We propose a two-stage method, providing an efficient solution for the clique partitioning problem in some cases. First, we define penalizing subnetworks and use them to calculate the upper bounds of the clique quality function. In many cases, our method is much faster than other methods for upper-bounds estimation, and for many networks, it finds tighter upper bounds. Second, we present an algorithm that uses found upper bounds in the branch-and-bound technique to solve the problem exactly. Our experiments showed that the proposed algorithm drastically outperforms some previously known approaches even when using only a single class of penalizing subnetworks that we call chains. Moreover, the proposed heuristic, which allows finding upper bounds using chains quickly, works much faster than a well-known alternative approach leveraging a linear programming problem, while the resulting upper bounds are tight enough for many networks to find the exact solution efficiently.

We also provide a framework for using more general penalizing subnetworks when chains are not effective enough.

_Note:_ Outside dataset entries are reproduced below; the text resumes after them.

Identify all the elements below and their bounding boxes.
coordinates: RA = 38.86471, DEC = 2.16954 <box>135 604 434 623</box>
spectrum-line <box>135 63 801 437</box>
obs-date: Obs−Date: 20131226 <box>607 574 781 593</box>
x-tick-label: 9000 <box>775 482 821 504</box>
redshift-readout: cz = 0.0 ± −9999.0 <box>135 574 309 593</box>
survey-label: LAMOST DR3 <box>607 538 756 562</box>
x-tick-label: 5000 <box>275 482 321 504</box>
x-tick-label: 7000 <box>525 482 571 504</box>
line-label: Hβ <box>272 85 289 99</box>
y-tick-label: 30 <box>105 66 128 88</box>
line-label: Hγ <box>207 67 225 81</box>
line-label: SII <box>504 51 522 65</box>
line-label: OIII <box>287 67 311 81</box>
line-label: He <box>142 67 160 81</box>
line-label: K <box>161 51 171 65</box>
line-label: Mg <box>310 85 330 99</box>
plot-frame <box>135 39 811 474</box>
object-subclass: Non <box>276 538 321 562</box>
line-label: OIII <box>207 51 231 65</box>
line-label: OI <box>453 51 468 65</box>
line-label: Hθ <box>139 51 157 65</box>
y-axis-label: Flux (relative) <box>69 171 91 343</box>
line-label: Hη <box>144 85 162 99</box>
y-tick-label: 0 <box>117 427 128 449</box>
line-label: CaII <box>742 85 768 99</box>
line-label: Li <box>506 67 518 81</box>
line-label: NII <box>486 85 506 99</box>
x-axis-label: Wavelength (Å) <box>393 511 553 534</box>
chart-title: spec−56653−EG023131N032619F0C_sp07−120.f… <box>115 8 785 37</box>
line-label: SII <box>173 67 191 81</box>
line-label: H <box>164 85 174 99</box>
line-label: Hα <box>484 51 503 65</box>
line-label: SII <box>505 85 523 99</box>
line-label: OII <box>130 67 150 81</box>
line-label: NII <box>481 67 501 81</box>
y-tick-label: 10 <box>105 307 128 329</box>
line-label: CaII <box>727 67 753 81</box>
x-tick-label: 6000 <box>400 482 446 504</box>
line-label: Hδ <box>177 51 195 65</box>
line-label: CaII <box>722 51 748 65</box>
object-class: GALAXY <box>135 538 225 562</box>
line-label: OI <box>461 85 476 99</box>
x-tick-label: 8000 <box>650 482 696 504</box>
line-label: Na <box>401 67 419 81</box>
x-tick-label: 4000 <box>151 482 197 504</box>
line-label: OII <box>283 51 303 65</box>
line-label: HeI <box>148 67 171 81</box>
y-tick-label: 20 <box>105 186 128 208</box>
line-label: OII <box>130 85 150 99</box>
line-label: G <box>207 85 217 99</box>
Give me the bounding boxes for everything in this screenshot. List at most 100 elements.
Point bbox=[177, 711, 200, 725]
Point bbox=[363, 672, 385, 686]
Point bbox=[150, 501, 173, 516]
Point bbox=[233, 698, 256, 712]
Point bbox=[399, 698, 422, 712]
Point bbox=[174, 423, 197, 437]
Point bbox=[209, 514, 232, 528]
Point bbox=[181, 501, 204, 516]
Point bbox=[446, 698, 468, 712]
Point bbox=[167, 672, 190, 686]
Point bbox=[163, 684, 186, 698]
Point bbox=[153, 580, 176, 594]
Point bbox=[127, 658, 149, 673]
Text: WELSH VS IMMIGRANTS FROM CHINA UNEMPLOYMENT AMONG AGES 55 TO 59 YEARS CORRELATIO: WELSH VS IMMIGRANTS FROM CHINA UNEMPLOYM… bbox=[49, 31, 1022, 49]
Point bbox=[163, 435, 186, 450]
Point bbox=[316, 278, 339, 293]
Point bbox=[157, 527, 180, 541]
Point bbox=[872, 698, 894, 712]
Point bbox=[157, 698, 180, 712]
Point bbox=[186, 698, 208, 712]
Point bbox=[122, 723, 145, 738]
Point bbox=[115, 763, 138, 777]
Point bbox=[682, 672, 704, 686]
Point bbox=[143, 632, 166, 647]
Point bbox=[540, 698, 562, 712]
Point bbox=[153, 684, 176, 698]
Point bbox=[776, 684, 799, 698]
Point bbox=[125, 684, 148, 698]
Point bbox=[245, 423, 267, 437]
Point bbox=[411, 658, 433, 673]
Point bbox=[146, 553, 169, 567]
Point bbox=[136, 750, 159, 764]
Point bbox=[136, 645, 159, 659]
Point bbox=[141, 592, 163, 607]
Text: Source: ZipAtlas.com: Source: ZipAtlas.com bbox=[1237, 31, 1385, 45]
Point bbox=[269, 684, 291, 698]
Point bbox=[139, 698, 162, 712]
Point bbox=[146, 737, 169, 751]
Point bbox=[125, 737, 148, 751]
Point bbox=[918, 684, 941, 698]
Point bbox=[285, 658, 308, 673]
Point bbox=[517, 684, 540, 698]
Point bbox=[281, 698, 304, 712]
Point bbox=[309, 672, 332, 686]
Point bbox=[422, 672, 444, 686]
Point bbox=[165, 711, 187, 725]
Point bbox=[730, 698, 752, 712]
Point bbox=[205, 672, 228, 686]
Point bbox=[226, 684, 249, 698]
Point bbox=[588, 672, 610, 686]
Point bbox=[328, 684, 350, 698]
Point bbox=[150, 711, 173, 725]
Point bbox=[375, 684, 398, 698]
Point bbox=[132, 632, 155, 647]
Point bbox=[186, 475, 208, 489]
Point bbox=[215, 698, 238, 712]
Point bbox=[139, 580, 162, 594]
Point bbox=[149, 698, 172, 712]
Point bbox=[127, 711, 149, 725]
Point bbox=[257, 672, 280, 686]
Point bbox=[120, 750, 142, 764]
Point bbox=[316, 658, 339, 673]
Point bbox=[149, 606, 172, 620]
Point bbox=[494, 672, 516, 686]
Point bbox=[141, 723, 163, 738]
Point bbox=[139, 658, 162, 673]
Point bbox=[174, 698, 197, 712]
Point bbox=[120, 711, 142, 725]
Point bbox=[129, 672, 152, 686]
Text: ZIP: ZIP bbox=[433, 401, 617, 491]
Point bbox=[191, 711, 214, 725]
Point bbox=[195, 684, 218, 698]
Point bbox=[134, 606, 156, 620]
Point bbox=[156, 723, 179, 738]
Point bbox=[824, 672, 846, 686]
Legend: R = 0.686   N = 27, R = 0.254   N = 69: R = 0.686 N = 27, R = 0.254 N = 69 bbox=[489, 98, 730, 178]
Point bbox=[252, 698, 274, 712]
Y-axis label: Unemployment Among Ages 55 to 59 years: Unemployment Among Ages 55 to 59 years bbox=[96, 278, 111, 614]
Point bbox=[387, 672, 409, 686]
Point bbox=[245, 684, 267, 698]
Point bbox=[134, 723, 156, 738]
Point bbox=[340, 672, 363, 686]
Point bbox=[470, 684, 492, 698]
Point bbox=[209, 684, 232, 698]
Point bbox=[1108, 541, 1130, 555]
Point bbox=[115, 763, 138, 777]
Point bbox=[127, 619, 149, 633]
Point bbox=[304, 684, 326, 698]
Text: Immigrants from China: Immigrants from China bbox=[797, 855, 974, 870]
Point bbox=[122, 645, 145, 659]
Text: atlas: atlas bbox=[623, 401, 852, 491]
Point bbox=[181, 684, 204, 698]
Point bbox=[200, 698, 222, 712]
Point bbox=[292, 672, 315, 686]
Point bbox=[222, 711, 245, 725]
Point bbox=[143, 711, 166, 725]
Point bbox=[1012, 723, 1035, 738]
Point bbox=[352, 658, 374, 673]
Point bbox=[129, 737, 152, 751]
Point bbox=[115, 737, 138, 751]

E.g., we introduce another class of subnetworks called stars that can help find upper bounds much tighter than those found by chains and even by a linear programming-based method. Constructing more diverse sets of penalizing subnetworks and improving the efficiency of incorporating them into the method can further improve finding exact solutions to the clique partitioning problem. Since some larger graph instances are still solved faster by standard packages like CPLEX, we plan to incorporate column and row generation methods and cutting plane techniques into our algorithm. We believe that future work in this direction could provide efficient solutions for the clique partitioning and its particular case—a modularity maximization problem—for a broader range of networks, including larger ones.